En entrevista con Iván Mercado para el programa Contrastes, Umi Choda Morales, directora del Centro Poblano de Salud Mental Integral (CEPOSAMI), aseguró que este organismo representa un modelo único en el país en materia de atención pública a la salud mental, al brindar servicios integrales a población abierta, particularmente a niñas, niños y adolescentes. Destacó que, tras una revisión a nivel nacional, no se encontró otro esfuerzo institucional similar que concentre en un solo espacio múltiples especialidades enfocadas en el bienestar emocional.
La especialista explicó que la creación de este centro surge ante una necesidad evidente en Puebla, entidad con una población aproximada de 6.5 millones de habitantes y una edad promedio de 28 años, lo que la convierte en un estado con una base demográfica joven. En este contexto, se ha detectado un incremento en los casos de ansiedad, depresión y trastornos mixtos en menores, así como un aumento en condiciones del neurodesarrollo en edades tempranas.
Señaló que, si bien estas problemáticas podrían haber existido previamente, hoy se reportan con mayor frecuencia, lo que obliga a las instituciones a responder con modelos más especializados.
Choda Morales detalló que el CEPOSAMI fue diseñado desde cero con base en un análisis de modelos internacionales y en las condiciones específicas de la población poblana. Este proyecto, indicó, responde también a la inquietud social detectada durante recorridos en territorio por parte de autoridades estatales, quienes identificaron la preocupación de las familias por la salud emocional de sus hijos. A partir de ello, se convocó a especialistas para construir un esquema de atención innovador y adaptado al contexto local.
Uno de los principales diferenciadores del centro, explicó, es su enfoque interdisciplinario y multidisciplinario. A diferencia de otros servicios, donde la atención suele fragmentarse, el CEPOSAMI integra en un mismo espacio a profesionales de distintas áreas como psiquiatría, psicología, neuropsicología, endocrinología, nutrición y medicina general.
Esto permite abordar la salud mental desde una perspectiva integral, considerando no solo el aspecto emocional, sino también factores biológicos, hormonales y sociales que influyen directamente en el comportamiento y bienestar de los pacientes.
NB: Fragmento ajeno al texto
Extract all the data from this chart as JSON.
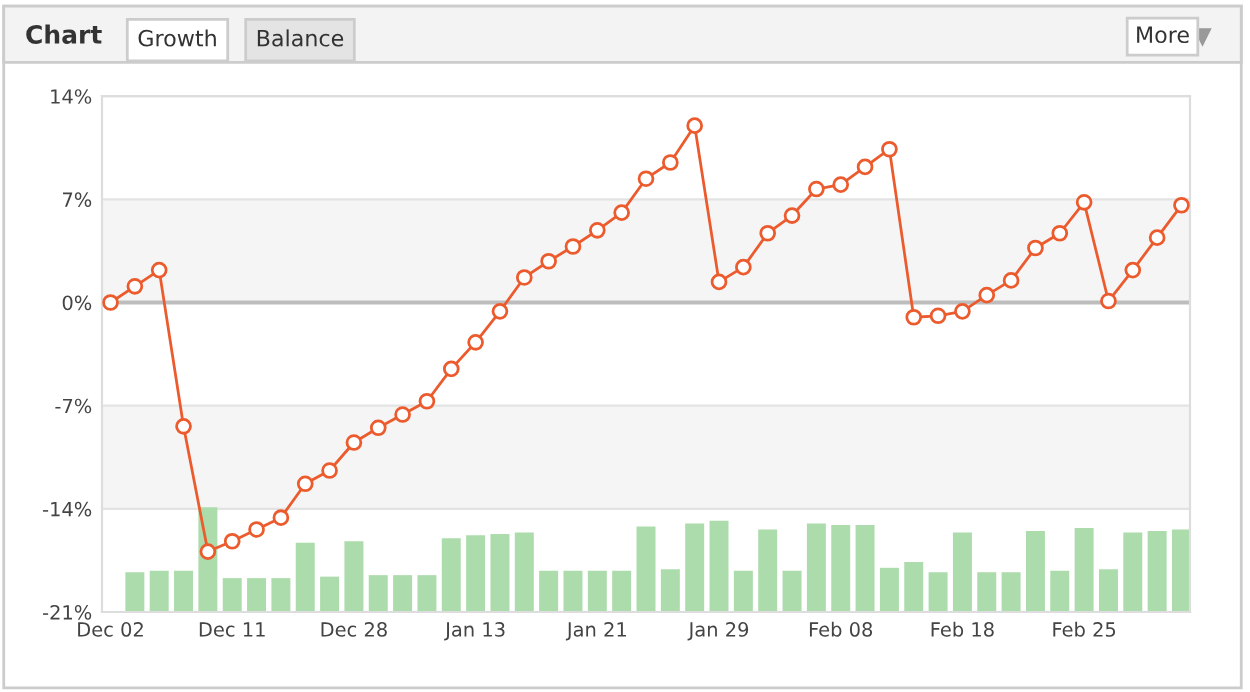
{
  "chart_data": {
    "type": "line",
    "title": "Chart",
    "annotations": [
      "Growth",
      "Balance",
      "More"
    ],
    "categories": [
      "Dec 02",
      null,
      null,
      null,
      null,
      "Dec 11",
      null,
      null,
      null,
      null,
      "Dec 28",
      null,
      null,
      null,
      null,
      "Jan 13",
      null,
      null,
      null,
      null,
      "Jan 21",
      null,
      null,
      null,
      null,
      "Jan 29",
      null,
      null,
      null,
      null,
      "Feb 08",
      null,
      null,
      null,
      null,
      "Feb 18",
      null,
      null,
      null,
      null,
      "Feb 25",
      null,
      null,
      null,
      null
    ],
    "series": [
      {
        "type": "bar",
        "color": "#acdcab",
        "base": [
          null,
          -21,
          -21,
          -21,
          -21,
          -21,
          -21,
          -21,
          -21,
          -21,
          -21,
          -21,
          -21,
          -21,
          -21,
          -21,
          -21,
          -21,
          -21,
          -21,
          -21,
          -21,
          -21,
          -21,
          -21,
          -21,
          -21,
          -21,
          -21,
          -21,
          -21,
          -21,
          -21,
          -21,
          -21,
          -21,
          -21,
          -21,
          -21,
          -21,
          -21,
          -21,
          -21,
          -21,
          -21
        ],
        "values": [
          null,
          2.7,
          2.8,
          2.8,
          7.1,
          2.3,
          2.3,
          2.3,
          4.7,
          2.4,
          4.8,
          2.5,
          2.5,
          2.5,
          5.0,
          5.2,
          5.3,
          5.4,
          2.8,
          2.8,
          2.8,
          2.8,
          5.8,
          2.9,
          6.0,
          6.2,
          2.8,
          5.6,
          2.8,
          6.0,
          5.9,
          5.9,
          3.0,
          3.4,
          2.7,
          5.4,
          2.7,
          2.7,
          5.5,
          2.8,
          5.7,
          2.9,
          5.4,
          5.5,
          5.6
        ]
      },
      {
        "type": "line",
        "color": "#ec5b2d",
        "marker": "circle",
        "values": [
          0,
          1.1,
          2.2,
          -8.4,
          -16.9,
          -16.2,
          -15.4,
          -14.6,
          -12.3,
          -11.4,
          -9.5,
          -8.5,
          -7.6,
          -6.7,
          -4.5,
          -2.7,
          -0.6,
          1.7,
          2.8,
          3.8,
          4.9,
          6.1,
          8.4,
          9.5,
          12.0,
          1.4,
          2.4,
          4.7,
          5.9,
          7.7,
          8.0,
          9.2,
          10.4,
          -1.0,
          -0.9,
          -0.6,
          0.5,
          1.5,
          3.7,
          4.7,
          6.8,
          0.1,
          2.2,
          4.4,
          6.6
        ]
      }
    ],
    "ylim": [
      -21,
      14
    ],
    "yticks": [
      {
        "value": -21,
        "label": "-21%"
      },
      {
        "value": -14,
        "label": "-14%"
      },
      {
        "value": -7,
        "label": "-7%"
      },
      {
        "value": 0,
        "label": "0%"
      },
      {
        "value": 7,
        "label": "7%"
      },
      {
        "value": 14,
        "label": "14%"
      }
    ],
    "grid": "y",
    "bands": [
      {
        "axis": "y",
        "from": 0,
        "to": 7,
        "color": "#f5f5f5"
      },
      {
        "axis": "y",
        "from": -14,
        "to": -7,
        "color": "#f5f5f5"
      }
    ],
    "ref_lines": [
      {
        "axis": "y",
        "value": 0,
        "color": "#bdbdbd"
      }
    ],
    "legend": false
  }
}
La directora enfatizó que el proceso de atención inicia con evaluaciones profundas para identificar la sintomatología y determinar qué especialistas deben intervenir. A partir de ello, se generan interconsultas y se diseñan tratamientos personalizados. En muchos casos, explicó, los síntomas emocionales tienen origen en desbalances hormonales o condiciones médicas, como el síndrome de ovario poliquístico en adolescentes, que puede afectar el estado de ánimo, la energía y la motivación. “Si no se atiende la raíz, el tratamiento se queda en la superficie”, advirtió.
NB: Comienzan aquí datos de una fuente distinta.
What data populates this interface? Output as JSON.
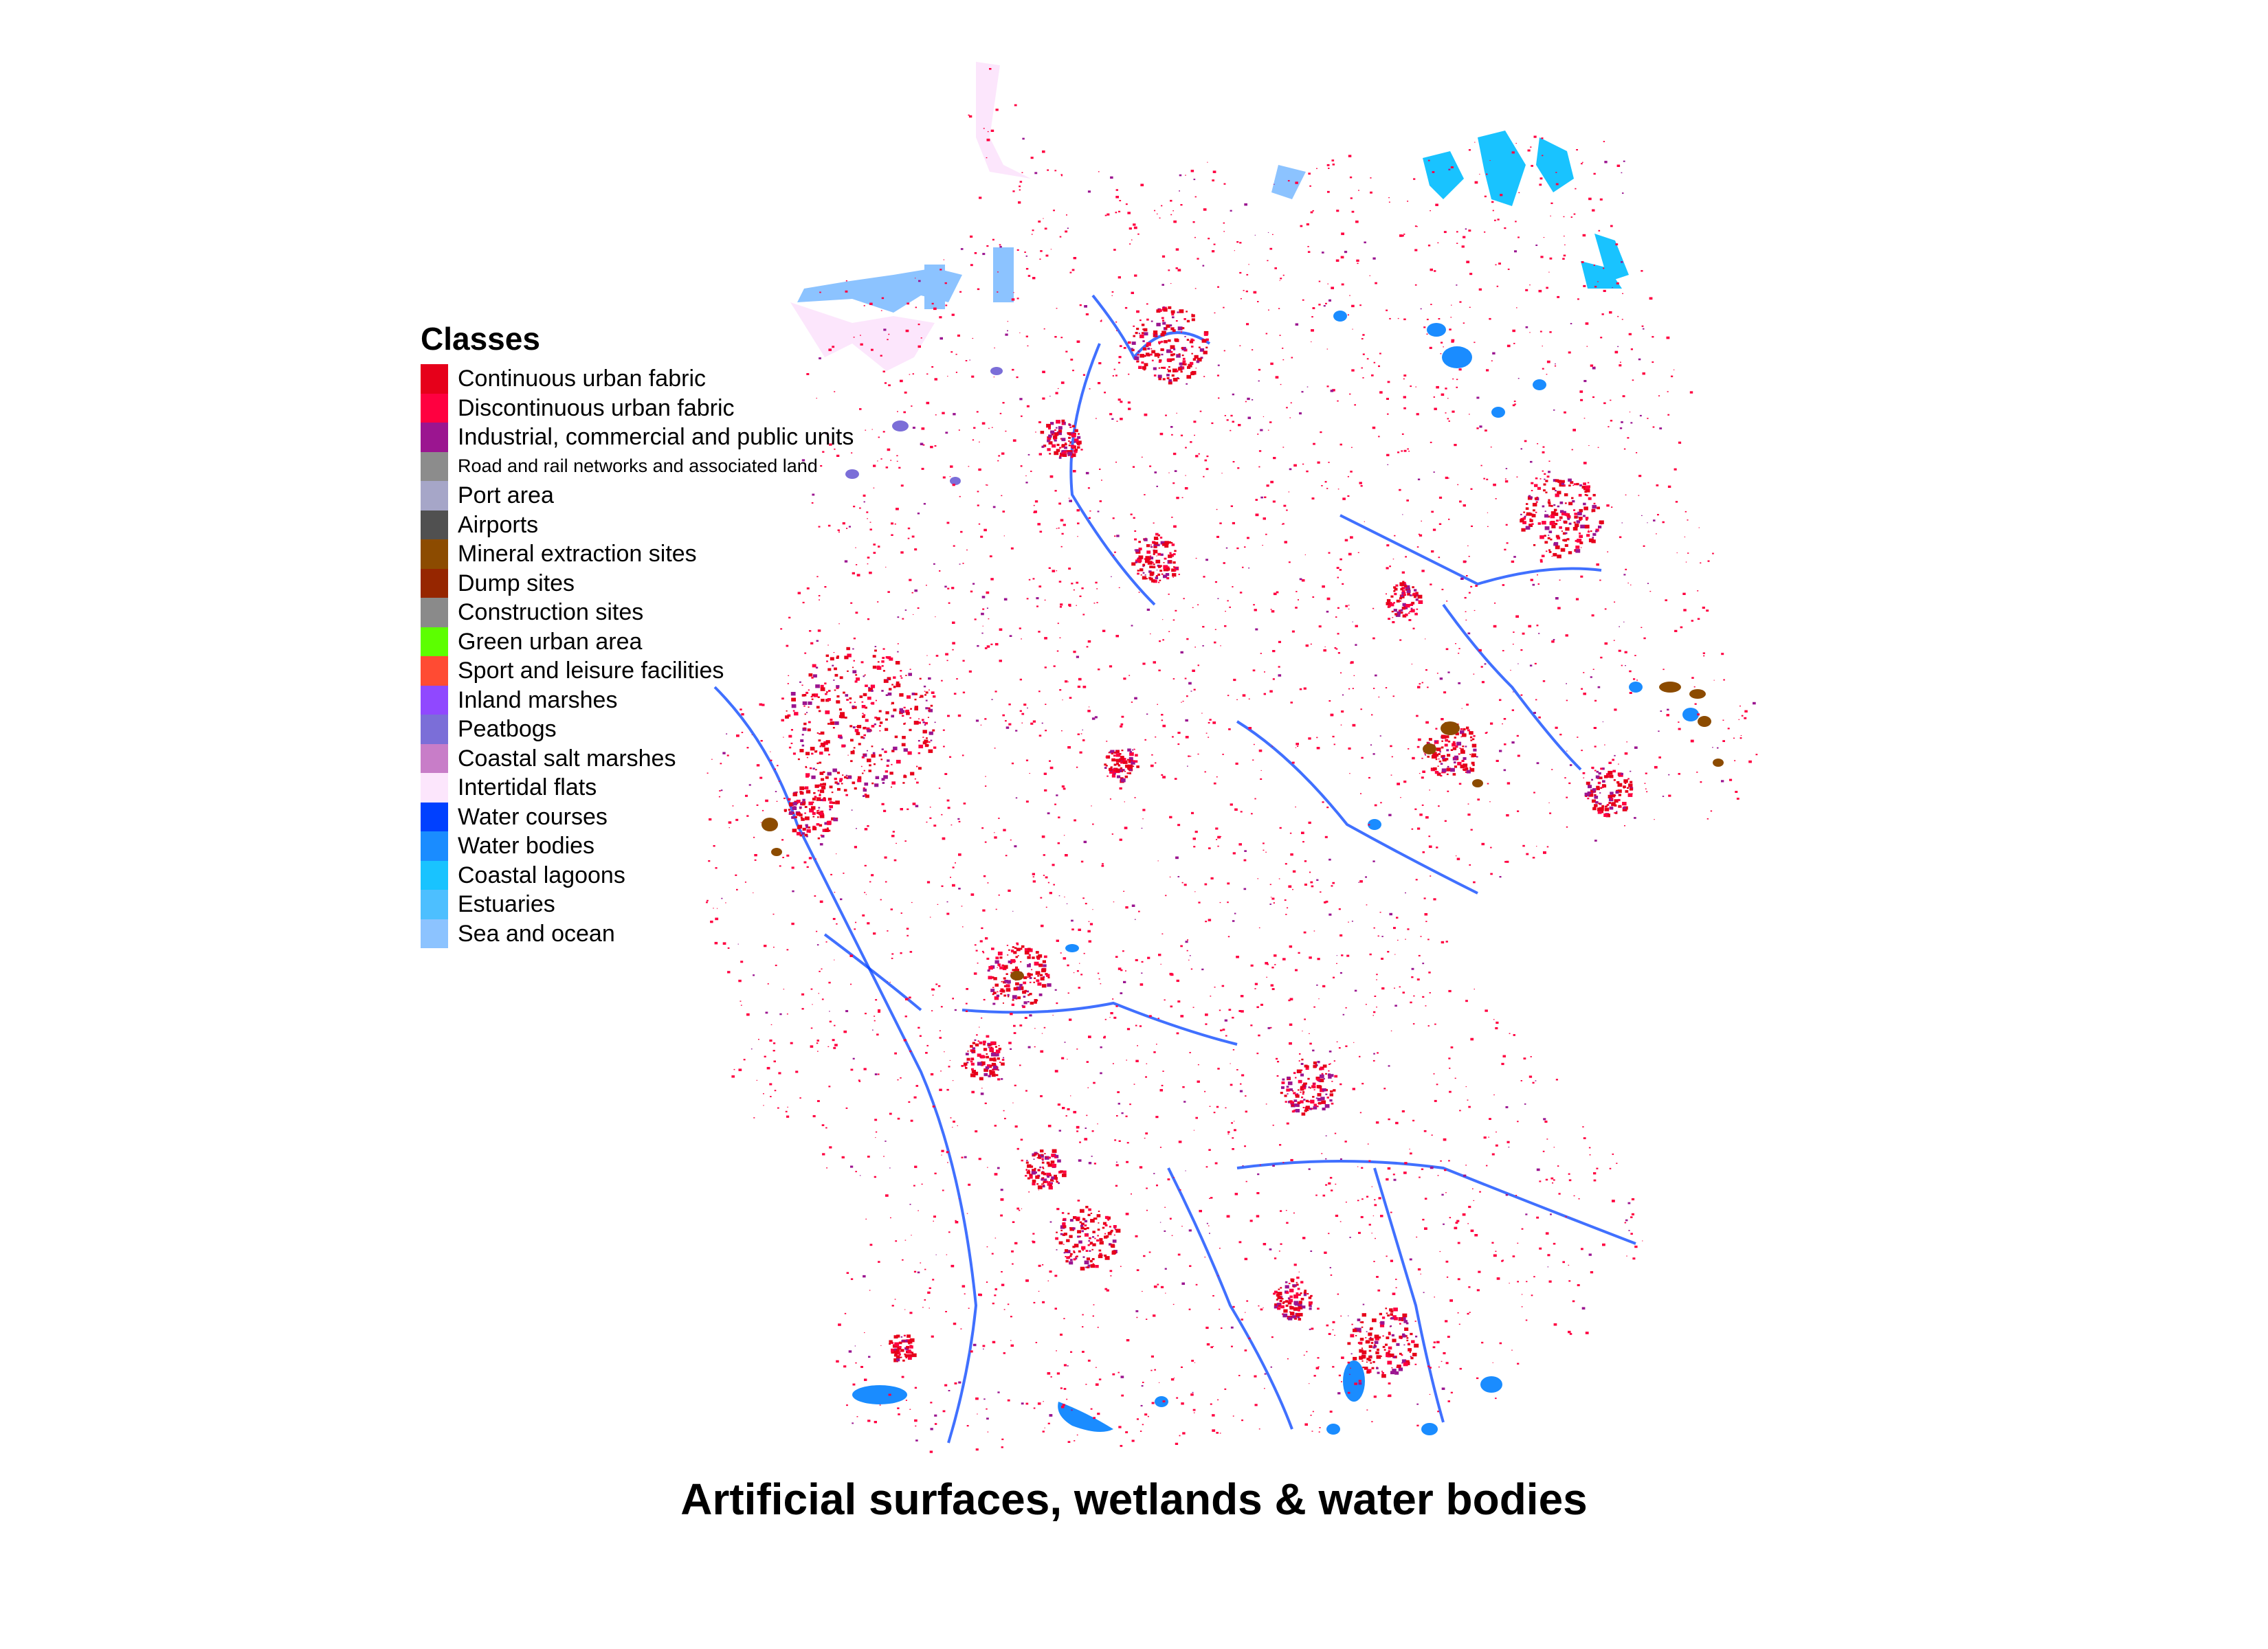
{
  "map": {
    "title": "Artificial surfaces, wetlands & water bodies",
    "legend": {
      "title": "Classes",
      "items": [
        {
          "label": "Continuous urban fabric",
          "color": "#e6001a"
        },
        {
          "label": "Discontinuous urban fabric",
          "color": "#ff0040"
        },
        {
          "label": "Industrial, commercial and public units",
          "color": "#9b1590"
        },
        {
          "label": "Road and rail networks and associated land",
          "color": "#8c8c8c"
        },
        {
          "label": "Port area",
          "color": "#a6a6c8"
        },
        {
          "label": "Airports",
          "color": "#505050"
        },
        {
          "label": "Mineral extraction sites",
          "color": "#8c4b00"
        },
        {
          "label": "Dump sites",
          "color": "#962600"
        },
        {
          "label": "Construction sites",
          "color": "#8a8a8a"
        },
        {
          "label": "Green urban area",
          "color": "#5cff00"
        },
        {
          "label": "Sport and leisure facilities",
          "color": "#ff4b33"
        },
        {
          "label": "Inland marshes",
          "color": "#9048ff"
        },
        {
          "label": "Peatbogs",
          "color": "#7b6ed8"
        },
        {
          "label": "Coastal salt marshes",
          "color": "#c87dc8"
        },
        {
          "label": "Intertidal flats",
          "color": "#fce6fc"
        },
        {
          "label": "Water courses",
          "color": "#0040ff"
        },
        {
          "label": "Water bodies",
          "color": "#1a8cff"
        },
        {
          "label": "Coastal lagoons",
          "color": "#19c3ff"
        },
        {
          "label": "Estuaries",
          "color": "#4dbfff"
        },
        {
          "label": "Sea and ocean",
          "color": "#8cc3ff"
        }
      ]
    }
  }
}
Asimismo, señaló que entre los principales padecimientos detectados en menores se encuentran la ansiedad y la depresión, los cuales forman parte de un mismo espectro y comparten procesos bioquímicos relacionados con neurotransmisores como la serotonina y la dopamina. Este último, explicó, también está vinculado con trastornos como el déficit de atención, donde existe una búsqueda constante de estímulos debido a la falta de este químico en el cerebro.
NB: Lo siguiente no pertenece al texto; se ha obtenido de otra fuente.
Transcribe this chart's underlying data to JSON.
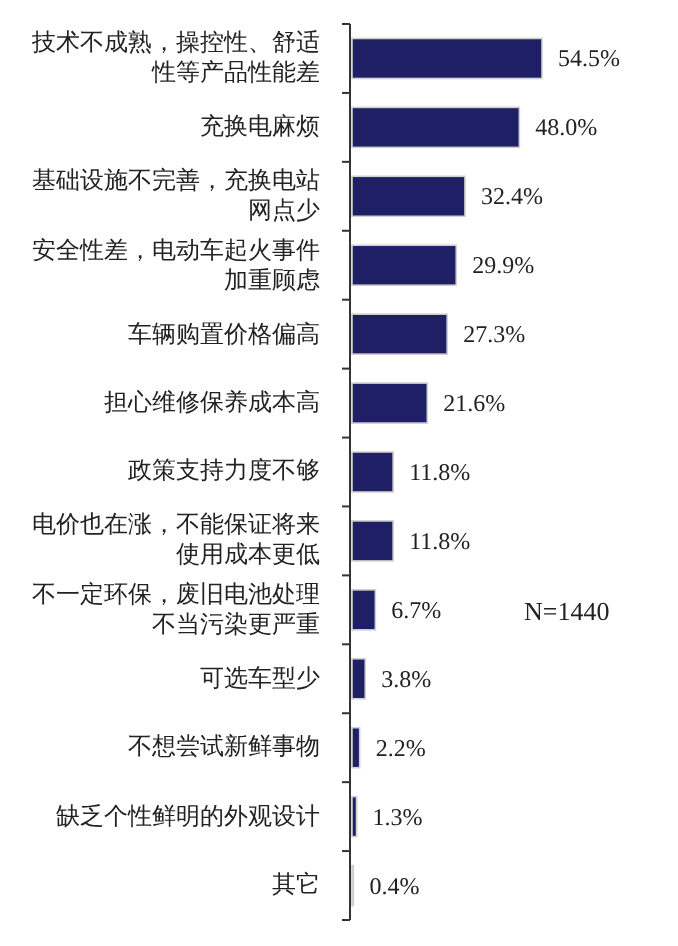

Finalmente, Umi Choda advirtió que las nuevas generaciones enfrentan un entorno mucho más complejo que el de décadas anteriores, caracterizado por la sobreexposición a redes sociales, información no verificada y contenidos violentos. Esto, sumado a contextos de incertidumbre, impacta directamente en el desarrollo del cerebro, el cual continúa su maduración hasta los 22 o 25 años.
En ese sentido, subrayó la importancia de acompañar a los menores con atención profesional oportuna y fortalecer políticas públicas que garanticen su bienestar emocional, destacando al CEPOSAMI como un referente nacional en esta materia.